Les conditions de leur conservation contribuent de surcroît à en diminuer la valeur lorsqu'ils sont confisqués in fine.

Chaque année, la conservation des biens saisis nous coûte plus de 15 millions d'euros. Les frais de gardiennage représentent une part trop importante de cette somme. Le coût moyen pour faire garder un seul objet encombrant est de 600 à 700 euros.

Parallèlement, les ventes anticipées de biens en cours de procédure n'ont rapporté que 3 millions d'euros en 2008 et les décisions de confiscation vont en diminuant ces dernières années – il y en a quatre fois moins qu'en 2004.

Si nous souhaitons développer les saisies et confiscations, il est donc indispensable de remédier à cette situation.

Le Gouvernement, qui fait sien l'objectif poursuivi par ce texte, a décidé de se donner les moyens de cette ambition. C'est dans cet esprit qu'il a déposé un amendement, qui a été intégré au texte de cette proposition de loi et qui vise à créer une agence chargée de gérer les biens saisis et confisqués.

Placé sous la cotutelle du ministre de la justice et de celui du budget, cet établissement public d'un genre nouveau relaiera l'action des enquêteurs et des magistrats et assurera une gestion plus rationnelle des biens saisis et confisqués.
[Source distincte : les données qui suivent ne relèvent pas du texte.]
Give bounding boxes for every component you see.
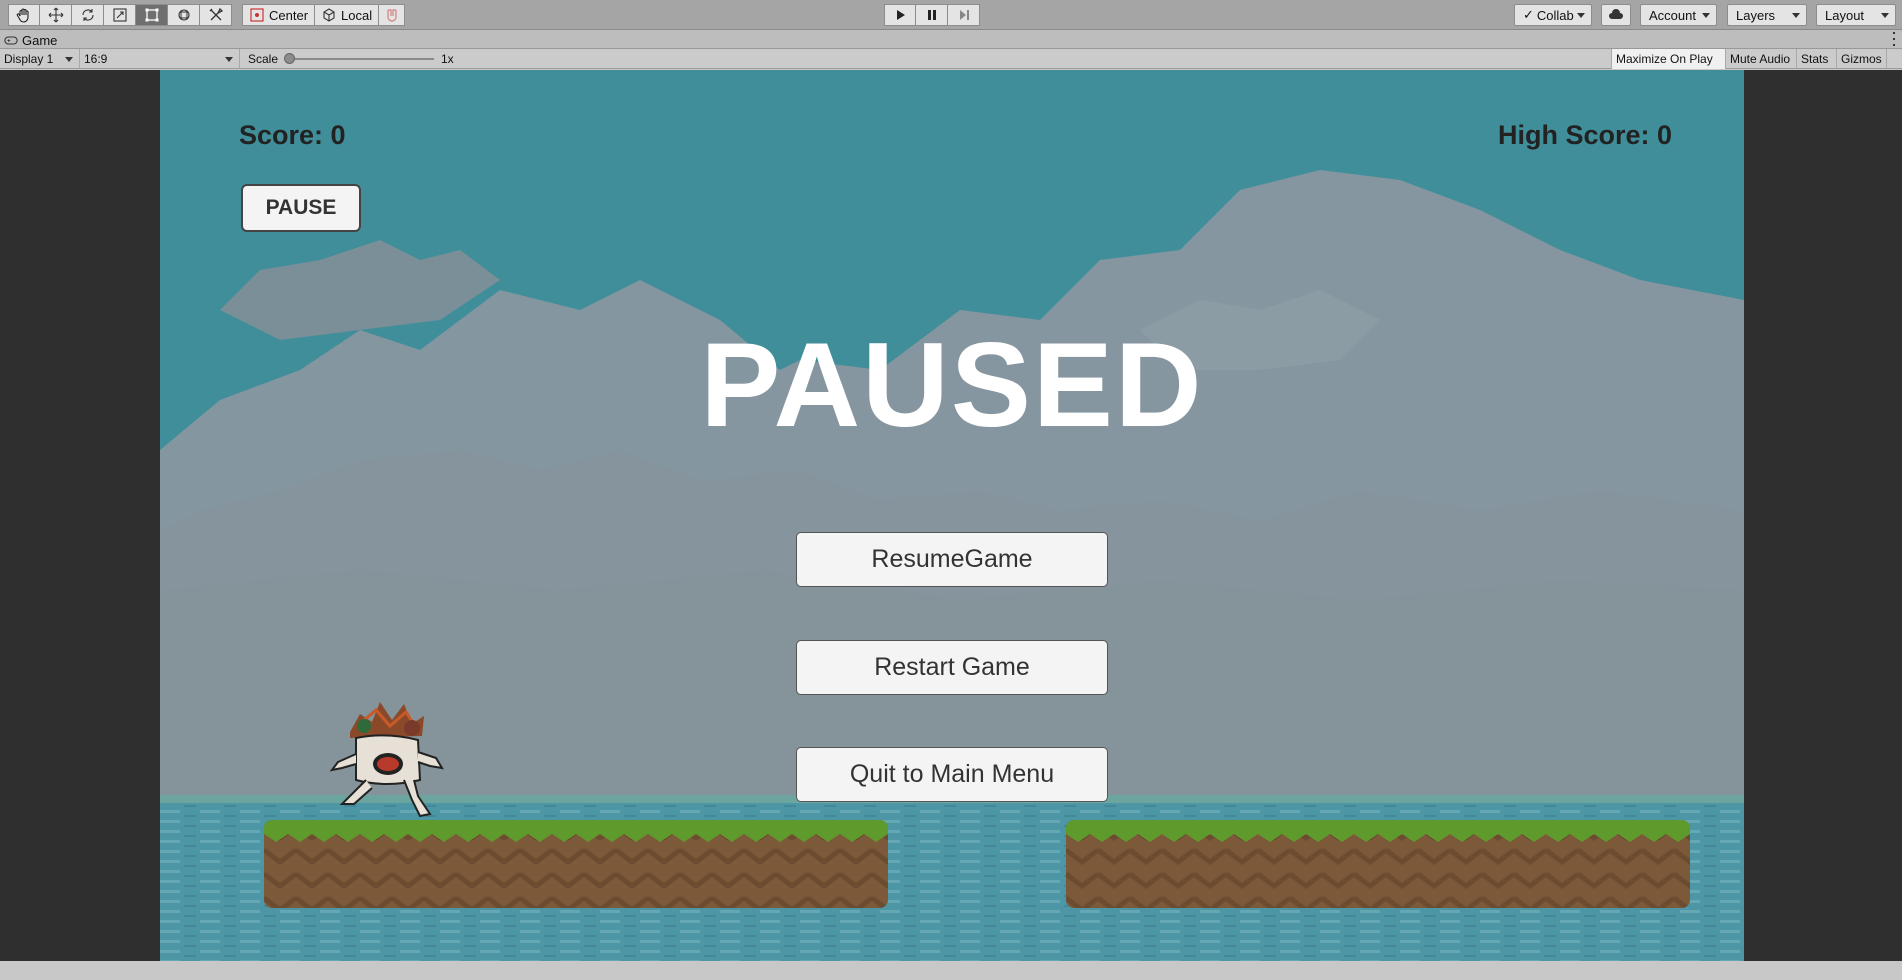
chevron-down-icon [225,57,233,62]
game-screen: Score: 0 High Score: 0 PAUSE PAUSED Resu… [160,70,1744,961]
display-dropdown[interactable]: Display 1 [0,49,80,69]
game-view: Score: 0 High Score: 0 PAUSE PAUSED Resu… [0,70,1902,961]
main-toolbar: Center Local ✓ Collab Account Layers Lay… [0,0,1902,30]
stats-toggle[interactable]: Stats [1796,49,1836,69]
aspect-dropdown[interactable]: 16:9 [80,49,240,69]
pivot-label: Center [269,7,309,23]
move-tool-icon[interactable] [40,4,72,26]
playback-controls [884,4,980,26]
collab-dropdown[interactable]: ✓ Collab [1514,4,1592,26]
rect-tool-icon[interactable] [136,4,168,26]
transform-tools [8,4,232,26]
pause-button[interactable]: PAUSE [241,184,361,232]
pivot-toggles: Center Local [242,4,406,26]
chevron-down-icon [1881,13,1889,18]
step-icon[interactable] [948,4,980,26]
tab-game[interactable]: Game [4,31,57,49]
pivot-local-button[interactable]: Local [315,4,380,26]
chevron-down-icon [65,57,73,62]
tab-label: Game [22,32,58,48]
aspect-label: 16:9 [84,52,108,66]
chevron-down-icon [1702,13,1710,18]
high-score-label: High Score: 0 [1497,120,1672,150]
chevron-down-icon [1792,13,1800,18]
pivot-icon [250,8,264,22]
quit-to-main-menu-button[interactable]: Quit to Main Menu [796,747,1108,802]
account-dropdown[interactable]: Account [1640,4,1717,26]
mute-audio-toggle[interactable]: Mute Audio [1725,49,1796,69]
pivot-center-button[interactable]: Center [242,4,316,26]
scale-slider-track[interactable] [288,58,434,60]
gizmos-label: Gizmos [1841,52,1882,66]
scale-slider-handle[interactable] [284,53,295,64]
hand-tool-icon[interactable] [8,4,40,26]
layout-dropdown[interactable]: Layout [1816,4,1896,26]
mute-label: Mute Audio [1730,52,1791,66]
paused-title: PAUSED [700,318,1204,452]
maximize-label: Maximize On Play [1616,52,1713,66]
scale-tool-icon[interactable] [104,4,136,26]
layers-label: Layers [1736,7,1776,23]
ground-platform [1066,820,1690,908]
chevron-down-icon [1577,13,1585,18]
layout-label: Layout [1825,7,1865,23]
more-options-icon[interactable] [1892,32,1896,46]
player-character [329,702,444,818]
check-icon: ✓ [1523,7,1534,22]
maximize-on-play-toggle[interactable]: Maximize On Play [1611,49,1725,69]
restart-game-button[interactable]: Restart Game [796,640,1108,695]
space-label: Local [341,7,373,23]
scale-label: Scale [248,52,279,66]
gamepad-icon [4,35,18,45]
gizmos-toggle[interactable]: Gizmos [1836,49,1886,69]
stats-label: Stats [1801,52,1829,66]
custom-tool-icon[interactable] [200,4,232,26]
collab-label: Collab [1536,7,1574,23]
display-label: Display 1 [4,52,54,66]
layers-dropdown[interactable]: Layers [1727,4,1807,26]
gizmos-dropdown[interactable] [1886,49,1902,69]
game-view-toolbar: Display 1 16:9 Scale 1x Maximize On Play… [0,49,1902,69]
play-icon[interactable] [884,4,916,26]
ground-platform [264,820,888,908]
account-label: Account [1649,7,1696,23]
score-label: Score: 0 [239,120,346,150]
cube-icon [323,8,335,22]
tab-bar: Game [0,30,1902,49]
cloud-button[interactable] [1601,4,1631,26]
snap-icon[interactable] [379,4,406,26]
rotate-tool-icon[interactable] [72,4,104,26]
resume-game-button[interactable]: ResumeGame [796,532,1108,587]
cloud-icon [1609,9,1623,19]
pause-icon[interactable] [916,4,948,26]
scale-value: 1x [441,52,454,66]
transform-tool-icon[interactable] [168,4,200,26]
L'Agence de gestion et de recouvrement des avoirs saisis et confisqués agira sur mandat de justice pour assurer la saisie et le gel des biens que les magistrats veulent appréhender. Elle pourra ensuite en assurer la gestion et éventuellement la vente avant jugement. Elle sera enfin chargée de réaliser les confiscations ordonnées par les juridictions pénales. Son action encouragera et facilitera une appréhension plus large des bénéfices tirés par les délinquants de leurs activités. L'objectif est de permettre à cette agence de s'autofinancer assez rapidement.

Les victimes n'ont pas été oubliées. Nous avons veillé à ce qu'elles ne soient pas lésées par ces saisies plus larges et à ce qu'au contraire cette appréhension puisse également servir leurs intérêts.

Ainsi, il est prévu que l'Agence informe la victime lorsqu'elle restitue à la personne poursuivie un bien saisi qu'elle gérait. La victime pourra, de cette manière, faire valoir ses droits à dédommagement plus efficacement.